Patient Consent Statement
The study protocol was approved by the University of Pennsylvania Institutional Review Board (IRB). The Philadelphia FIGHT IRB relied on the University of Pennsylvania IRB through a reliance agreement. Written informed consent was provided by all participants.
Study Participants
Patients with chronic HCV were eligible if they were ≥18 years of age, had detectable HCV RNA, and underwent liver fibrosis staging within the past 6 months. Human immunodeficiency virus (HIV) coinfection was allowed if the participant was on a stable antiretroviral therapy regimen for ≥4 weeks before enrollment with documented HIV RNA <200 copies/mL. Patients without HCV (controls) were eligible if they were ≥18 years of age and HCV and HIV uninfected. At both study visits, controls were confirmed to be HCV and HIV antibody-negative by OraSure's OraQuick assay.

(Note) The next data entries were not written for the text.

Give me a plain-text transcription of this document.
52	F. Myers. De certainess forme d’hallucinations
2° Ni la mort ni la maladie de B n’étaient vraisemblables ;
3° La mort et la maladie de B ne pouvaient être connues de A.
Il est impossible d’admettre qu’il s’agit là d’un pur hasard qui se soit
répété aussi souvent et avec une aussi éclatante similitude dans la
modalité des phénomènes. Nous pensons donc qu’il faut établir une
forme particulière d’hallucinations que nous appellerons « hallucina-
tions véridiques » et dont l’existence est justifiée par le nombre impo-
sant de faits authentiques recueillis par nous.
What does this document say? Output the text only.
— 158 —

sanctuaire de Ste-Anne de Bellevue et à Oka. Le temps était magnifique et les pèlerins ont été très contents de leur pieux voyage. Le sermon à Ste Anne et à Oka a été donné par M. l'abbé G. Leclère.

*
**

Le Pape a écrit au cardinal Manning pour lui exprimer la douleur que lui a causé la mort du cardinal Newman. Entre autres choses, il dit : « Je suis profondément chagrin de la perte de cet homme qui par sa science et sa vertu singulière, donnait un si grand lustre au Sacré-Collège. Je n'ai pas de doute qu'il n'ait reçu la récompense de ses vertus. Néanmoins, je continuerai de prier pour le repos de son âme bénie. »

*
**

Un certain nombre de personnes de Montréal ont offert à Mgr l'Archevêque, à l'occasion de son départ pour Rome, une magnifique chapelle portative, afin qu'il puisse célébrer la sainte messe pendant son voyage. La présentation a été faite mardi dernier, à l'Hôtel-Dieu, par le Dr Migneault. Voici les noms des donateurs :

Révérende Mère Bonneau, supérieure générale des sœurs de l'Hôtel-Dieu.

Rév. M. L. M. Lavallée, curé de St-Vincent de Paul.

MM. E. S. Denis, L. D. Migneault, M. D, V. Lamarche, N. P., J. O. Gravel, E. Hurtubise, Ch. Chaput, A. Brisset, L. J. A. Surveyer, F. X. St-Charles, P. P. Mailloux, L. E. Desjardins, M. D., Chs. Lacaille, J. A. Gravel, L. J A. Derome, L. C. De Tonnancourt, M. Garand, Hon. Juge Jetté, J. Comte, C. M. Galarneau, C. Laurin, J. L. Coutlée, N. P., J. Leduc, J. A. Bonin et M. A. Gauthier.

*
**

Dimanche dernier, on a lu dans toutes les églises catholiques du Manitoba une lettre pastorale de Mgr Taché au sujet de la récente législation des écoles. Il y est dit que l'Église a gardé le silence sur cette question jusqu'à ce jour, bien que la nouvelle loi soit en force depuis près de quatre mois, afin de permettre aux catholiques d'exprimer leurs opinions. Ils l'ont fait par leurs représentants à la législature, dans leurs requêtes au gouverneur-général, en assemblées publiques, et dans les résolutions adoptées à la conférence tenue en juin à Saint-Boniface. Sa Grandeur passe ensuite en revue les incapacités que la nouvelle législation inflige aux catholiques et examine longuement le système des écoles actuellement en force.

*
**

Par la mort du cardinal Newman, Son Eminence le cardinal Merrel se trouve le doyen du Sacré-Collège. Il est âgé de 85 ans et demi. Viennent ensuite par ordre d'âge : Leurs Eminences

Patients were excluded if conditions that might affect bone were present, including chronic kidney disease (estimated glomerular filtration rate <60 mL/minute/1.73 m2) []; cancer (excluding non-melanomatous skin malignancy); malabsorption (due to celiac disease, small bowel resection surgery, chronic diarrhea); weight loss >5% of body weight over the previous 3 months; or another chronic liver disease (ie, hepatitis B, hemochromatosis, alpha-1-antitrypsin, autoimmune hepatitis, sclerosing cholangitis, biliary cirrhosis, Wilson disease, metabolic dysfunction–associated steatotic liver disease). We also excluded patients who were pregnant (to avoid DXA radiation) or had prior bilateral lower leg fractures. Patients with chronic HCV were excluded if they had HCV genotype 3 infection (which promotes hepatic steatosis [] and low BMD []) or prior HCV therapy (which might affect BMD) [].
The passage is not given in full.